Staying at home all day with a newborn, sleeping when he sleeps, waking when he does, Ms. Stonestreet becomes “a bubble, a greenhouse, a lens” (“After Dropping My Son Off at Preschool”), an accessory or tool necessary for the protection and raising of that child, rather than an independant individual.

In truth, to give one’s body over to this task is to jettison the sort of volition we imagine we exercise over the world. Much of the time, we preserve the illusion that we are of yet apart from the natural world.

But there is nothing like having a baby to dispel this idea. Thus, Ms. Stonestreet views the child as “an anchor to the earth” (“Anchor”).

We should note that the line above occurs in one of two poems in the book entitled “Anchor,” as though the poems too have begun doubling, emulating the activity they describe.

Though the poet occasionally chafes at her all-encompassing role, in this collection she more often luxuriates in it, finding the biological a portal to the spiritual.

For to transcend the biological is, eventually, to escape the self, and the barrier between the mother and child, even long after birth, is revealed to be porous.

In her poem “Chimera,” Ms. Stonestreet offers as epigraph the definition of a medical condition called “microchimerism,” taken from a 2012 article in Scientific American  entitled “Scientists Discover children’s Cells Living in Mothers’ Brains.”

The passage defines the condition as “the persistent presence of a few genetically distinct cells in an organism . . . in the blood of women after pregnancy.”

This state, for the experiencing self, embodies “one idea of heaven” (“Flowers, Doggies, The Moon”), yet at the same time also describes a loss of the familiar self, the seemingly firm borders of time and place.
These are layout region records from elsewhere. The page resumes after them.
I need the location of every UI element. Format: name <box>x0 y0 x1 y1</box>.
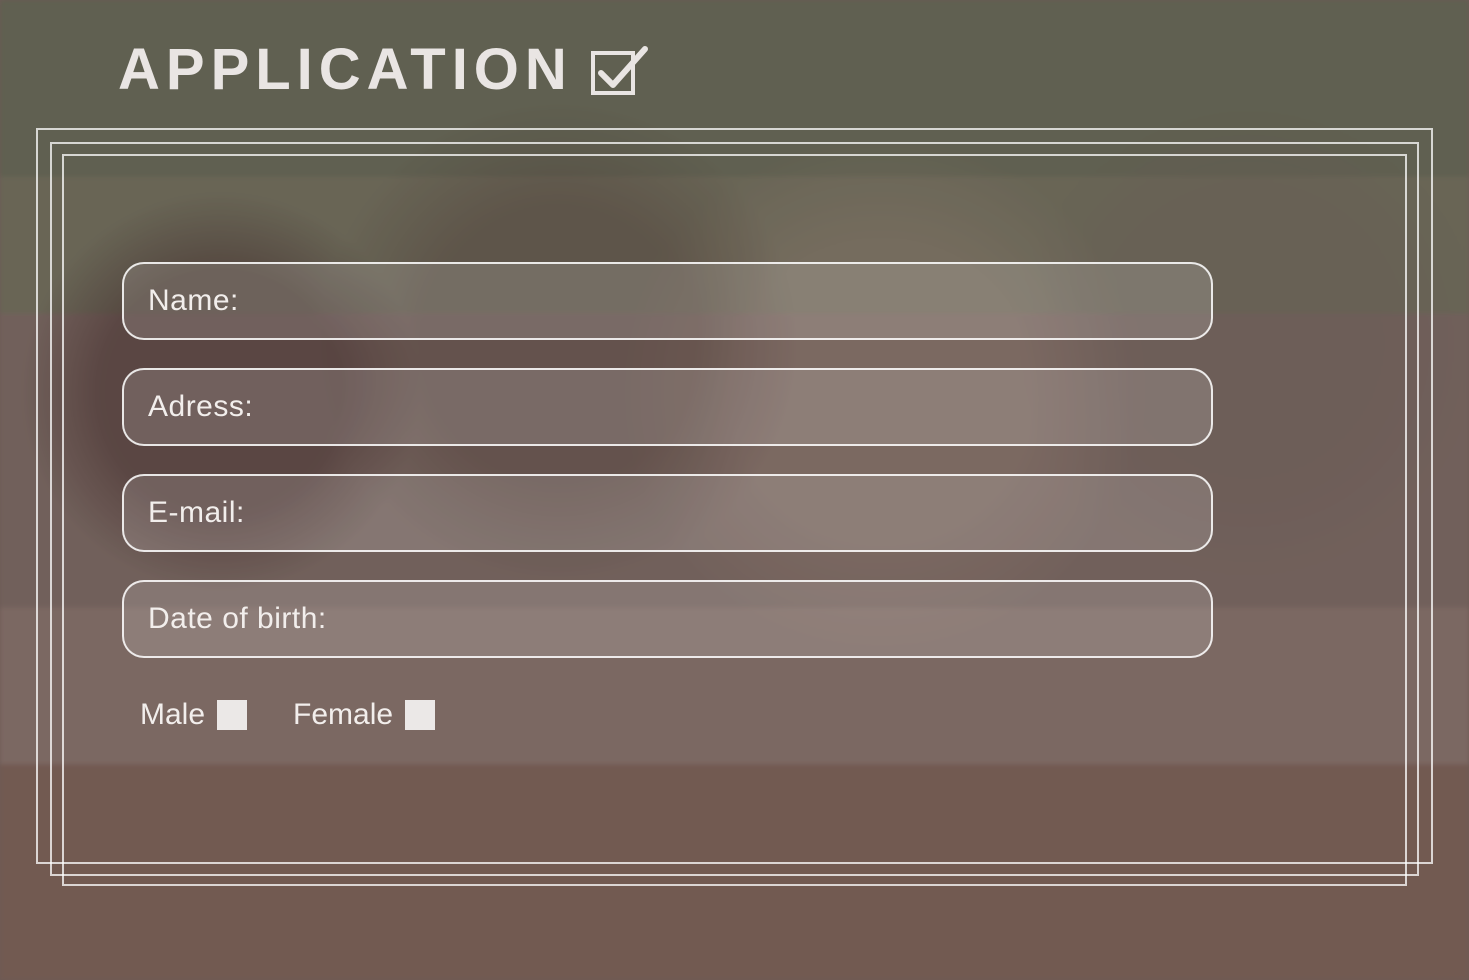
page-title-text: APPLICATION <box>118 36 573 103</box>
address-label: Adress: <box>148 390 253 424</box>
checkbox-icon[interactable] <box>217 700 247 730</box>
address-field[interactable]: Adress: <box>122 368 1213 446</box>
application-form: Name: Adress: E-mail: Date of birth: Mal… <box>122 262 1213 732</box>
checkbox-icon[interactable] <box>405 700 435 730</box>
dob-label: Date of birth: <box>148 602 327 636</box>
checkmark-box-icon <box>591 45 649 95</box>
name-field[interactable]: Name: <box>122 262 1213 340</box>
name-label: Name: <box>148 284 239 318</box>
gender-option-female[interactable]: Female <box>293 698 435 732</box>
email-field[interactable]: E-mail: <box>122 474 1213 552</box>
female-label: Female <box>293 698 393 732</box>
gender-option-male[interactable]: Male <box>140 698 247 732</box>
gender-row: Male Female <box>122 686 1213 732</box>
dob-field[interactable]: Date of birth: <box>122 580 1213 658</box>
male-label: Male <box>140 698 205 732</box>
page-title: APPLICATION <box>118 36 649 103</box>
email-label: E-mail: <box>148 496 245 530</box>
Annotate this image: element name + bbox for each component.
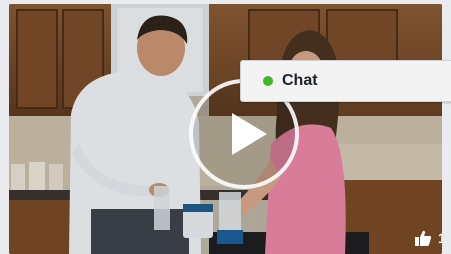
chat-label: Chat (282, 72, 318, 89)
online-status-dot (263, 76, 273, 86)
like-reaction[interactable]: 1 (414, 226, 442, 250)
video-player[interactable]: 1 (9, 4, 442, 254)
like-count: 1 (438, 230, 442, 246)
thumbs-up-icon (415, 230, 432, 246)
chat-tab[interactable]: Chat (240, 60, 451, 102)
Once, the poet tells us, before the child, “when my life was one quietly perfectible room” (“Flowers, Doggies, The Moon”), she tried in vain to escape the self, aspiring to the role of mystic.

Yet as a new mother, she desires “to be myself, my self/again” yet cannot, for “[the crucible//does not ask/for want. Is.Tied in,/shot through. Fired”(“Chimera”).

The mind of the mother, that “crucible,” merges with that of the child, at once the maker of that child and remade by him, so that she sometimes gains access to the mind before language, where “the thought flows back into the sea, a place/sans both 10 o’clock and tomorrow. Present, present, present” (“Flowers, Doggies, The Moon”).

The lines here nearly escape their borders as the moment negates time, grammar, the physics of the ordinary world. Without time and language, there can be no memory, and even words, the stuff of the poet’s art and world, begin to disappear, temporarily at least, as in the poem “Dysnomia.”

Of course, ultimately, these poems’ existence belies that disappearance.

Rescued from memories of “that milk/dream/of a year” when the child was new (Flowers, Doggies, The Moon”), these are important poems, evidence of an experience common to so many yet long considered to be unworthy of art, and thus silenced.

Now that the silence has been broken, let’s hope others will continue the conversation, embracing every aspect of what it means to be human in our lives and our art.